Quel que soit le scénario final, une chose est sure, une nouvelle génération est entrain d’émerger et le staff technique lui a donné un temps de jeu conséquent ce qui a permis d’élargir le groupe pro lors du restart. On pense à Mimouni, Ben Hammouda et Mosrati mais également aux autres qui ont eu moins d’occasions de se montrer : Berrima (buteur pour sa première titularisation), Ben Hamida (auteur d’une bonne prestation contre Metlaoui), Tougai (qui suscite beaucoup d’espoir chez nous mais également chez nos voisins algériens) et Badra Mouelhi. Il sera intéressant de voir comment l’Espérance intégrera ces jeunes surtout quand on sait que le public Sang & Or n’attend pas et que certaines expériences précipitées ont vu de grands talents se brûler les ailes à l’orée de leur carrière (on pense surtout à Moez Abboud)
L’intégration de ce sang neuf intervient peut-être bien au bon moment au sein de cette équipe qui peut se reposer sur une colonne vertébrale solide et expérimentée : Ben Cherifia, Badrane, Coulibaly et El Houni vers qui on va nécessairement se tourner pour leader techniquement ce beau monde. Le timing est aussi adéquat car ces jeunes offrent des alternatives là où l’Espérance en a besoin :
- La percussion tout d’abord avec de belles prestations de Mimouni particulièrement en vue sur son aile gauche. Il vient garnir un secteur offensif fourni certes mais qui nécessite des solutions de rechange qui permettront de ne pas rester prisonnier de cette « Houni dépendance » déjà beaucoup trop constatée.
- Un profil différent de Khenissi (et de Marzouki) en la personne de Ben Hammouda qui, notamment grâce à son but face à l’USMO en championnat, a peut-être lancé sa saison 2020-2021 avec un peu d’avance.
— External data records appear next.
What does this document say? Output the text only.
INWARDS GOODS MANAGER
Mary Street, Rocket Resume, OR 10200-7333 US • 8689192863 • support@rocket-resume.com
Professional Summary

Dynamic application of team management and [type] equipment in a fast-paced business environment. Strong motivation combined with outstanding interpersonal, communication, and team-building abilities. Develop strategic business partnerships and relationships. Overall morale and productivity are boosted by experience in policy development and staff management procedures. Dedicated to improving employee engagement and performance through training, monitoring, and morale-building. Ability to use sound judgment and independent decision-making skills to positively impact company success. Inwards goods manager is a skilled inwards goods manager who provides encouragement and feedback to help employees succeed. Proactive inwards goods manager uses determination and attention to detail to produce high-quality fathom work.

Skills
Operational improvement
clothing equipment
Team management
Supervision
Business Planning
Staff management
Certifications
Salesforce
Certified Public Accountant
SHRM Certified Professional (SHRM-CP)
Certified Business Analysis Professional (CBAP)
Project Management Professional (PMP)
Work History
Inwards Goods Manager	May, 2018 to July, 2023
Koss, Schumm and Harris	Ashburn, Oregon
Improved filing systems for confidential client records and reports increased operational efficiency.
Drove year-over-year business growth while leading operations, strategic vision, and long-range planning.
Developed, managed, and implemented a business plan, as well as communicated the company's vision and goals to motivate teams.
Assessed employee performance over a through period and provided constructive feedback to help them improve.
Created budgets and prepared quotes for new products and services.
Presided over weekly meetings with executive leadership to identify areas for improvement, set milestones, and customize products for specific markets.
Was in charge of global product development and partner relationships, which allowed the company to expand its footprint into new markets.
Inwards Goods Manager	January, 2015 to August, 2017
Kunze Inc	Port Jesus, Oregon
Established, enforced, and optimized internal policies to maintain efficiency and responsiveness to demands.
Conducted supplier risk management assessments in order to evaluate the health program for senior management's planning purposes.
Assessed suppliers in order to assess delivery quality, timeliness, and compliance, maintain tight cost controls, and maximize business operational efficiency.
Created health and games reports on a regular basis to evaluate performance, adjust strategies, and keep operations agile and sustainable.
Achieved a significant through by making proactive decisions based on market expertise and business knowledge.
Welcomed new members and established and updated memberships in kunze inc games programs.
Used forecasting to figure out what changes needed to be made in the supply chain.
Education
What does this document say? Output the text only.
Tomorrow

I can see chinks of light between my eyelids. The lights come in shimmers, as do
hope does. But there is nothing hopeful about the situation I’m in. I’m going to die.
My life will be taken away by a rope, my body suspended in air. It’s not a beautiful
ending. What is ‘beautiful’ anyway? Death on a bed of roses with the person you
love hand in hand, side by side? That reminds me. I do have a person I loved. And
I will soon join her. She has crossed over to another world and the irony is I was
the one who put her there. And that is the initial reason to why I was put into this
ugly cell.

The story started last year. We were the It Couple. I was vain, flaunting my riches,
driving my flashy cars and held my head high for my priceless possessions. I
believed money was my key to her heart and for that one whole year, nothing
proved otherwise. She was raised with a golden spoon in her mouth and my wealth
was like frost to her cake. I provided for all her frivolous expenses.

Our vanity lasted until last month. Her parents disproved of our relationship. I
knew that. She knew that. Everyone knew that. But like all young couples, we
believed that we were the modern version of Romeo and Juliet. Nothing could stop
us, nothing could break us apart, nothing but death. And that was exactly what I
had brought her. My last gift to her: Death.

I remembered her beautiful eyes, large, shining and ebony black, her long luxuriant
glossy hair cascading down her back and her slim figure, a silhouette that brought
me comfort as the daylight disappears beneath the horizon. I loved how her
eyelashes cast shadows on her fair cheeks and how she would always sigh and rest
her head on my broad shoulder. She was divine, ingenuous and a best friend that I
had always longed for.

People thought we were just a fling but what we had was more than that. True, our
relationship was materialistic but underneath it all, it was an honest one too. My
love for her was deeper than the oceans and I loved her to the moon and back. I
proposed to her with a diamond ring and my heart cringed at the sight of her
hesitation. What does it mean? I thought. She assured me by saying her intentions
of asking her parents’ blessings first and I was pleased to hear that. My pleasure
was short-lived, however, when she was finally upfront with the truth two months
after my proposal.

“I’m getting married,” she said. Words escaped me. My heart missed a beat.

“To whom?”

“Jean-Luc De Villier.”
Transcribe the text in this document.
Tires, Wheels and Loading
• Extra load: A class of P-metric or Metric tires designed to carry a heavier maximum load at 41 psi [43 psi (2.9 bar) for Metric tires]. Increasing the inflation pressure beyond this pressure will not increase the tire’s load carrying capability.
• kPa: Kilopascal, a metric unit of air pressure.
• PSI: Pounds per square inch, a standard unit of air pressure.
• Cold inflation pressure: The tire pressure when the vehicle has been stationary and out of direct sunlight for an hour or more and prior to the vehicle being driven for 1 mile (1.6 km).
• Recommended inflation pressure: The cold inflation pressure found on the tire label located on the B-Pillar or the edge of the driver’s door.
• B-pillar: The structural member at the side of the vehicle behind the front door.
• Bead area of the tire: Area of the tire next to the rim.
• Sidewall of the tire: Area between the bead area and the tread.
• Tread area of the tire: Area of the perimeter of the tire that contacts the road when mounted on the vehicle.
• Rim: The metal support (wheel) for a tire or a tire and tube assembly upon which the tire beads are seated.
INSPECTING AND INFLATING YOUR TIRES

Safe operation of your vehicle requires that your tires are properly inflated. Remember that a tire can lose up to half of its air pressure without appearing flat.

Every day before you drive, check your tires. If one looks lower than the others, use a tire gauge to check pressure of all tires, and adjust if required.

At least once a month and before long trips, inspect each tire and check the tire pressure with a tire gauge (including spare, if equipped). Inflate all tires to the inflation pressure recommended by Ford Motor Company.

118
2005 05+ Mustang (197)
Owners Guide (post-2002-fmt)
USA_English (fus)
- De la solidité derrière et des alternatives avec Ben Hamida qui postule à un poste d’arrière gauche (un poste « orphelin » depuis le départ de Aymen Ben Mohamed) ainsi que Tougai (sauf départ en pret) qui viendrait concurrencer la charnière Yaakoubi-Badrane.
Aux jeunes pousses donc de confirmer les promesses de cette fin de saison qui permettra d’insuffler un vent de fraicheur dans un effectif qui en a besoin.
Des choix extra-sportifs pour entrer dans une nouvelle ère
L’Espérance est aussi à la croisée des chemins tel qu’on a pu le déceler lors des déclarations de Riadh Bennour lors de son intervention sur la chaine Ettessaa après le sacre en championnat. Les revenues fixes générés par Taraji Mobile et la prolifération des stores sur l’ensemble du territoire apportent des garanties financières dont peu de clubs peuvent se targuer. Néanmoins, plusieurs autres pistes d’investissements/projets sont en gestation. Tout d’abord un nouveau complexe sportif ; plus moderne et plus adapté à la dimension du club. Ensuite, celle du stade, élément prépondérant en termes de revenues mais également en termes d’attractivité. Si cet aspect dépasse le périmètre de décision du club, la question reste posée et le nouveau stade à Sousse est un exemple à suivre. Enfin en parallèle de tout le succès sportif, l’exposition de l’Esperance à l’international sera certainement un sujet en haut de la pile de H.Meddeb. À la suite d’un centenaire somme toute réussi, la marque Espérance tarde à décoller au-delà de nos frontières si ce n’est par les initiatives des supporters. La digitalisation fait aujourd’hui partie intégrante de la communication des clubs et les initiatives telle que la vidéo de la prolongation d’El Houni sont les premières pièces d’une nouvelle politique de communication du club qui est appelé à se développer.
Au moment d’aborder ses 102 ans, le club de Bab Souika devra se renouveler comme il a pu le faire auparavant. Sa direction devra s’appuyer sur ses succès nationaux et continentaux récents sans perdre de vue la perspective de la concurrence nouvelle à laquelle il devra désormais faire face.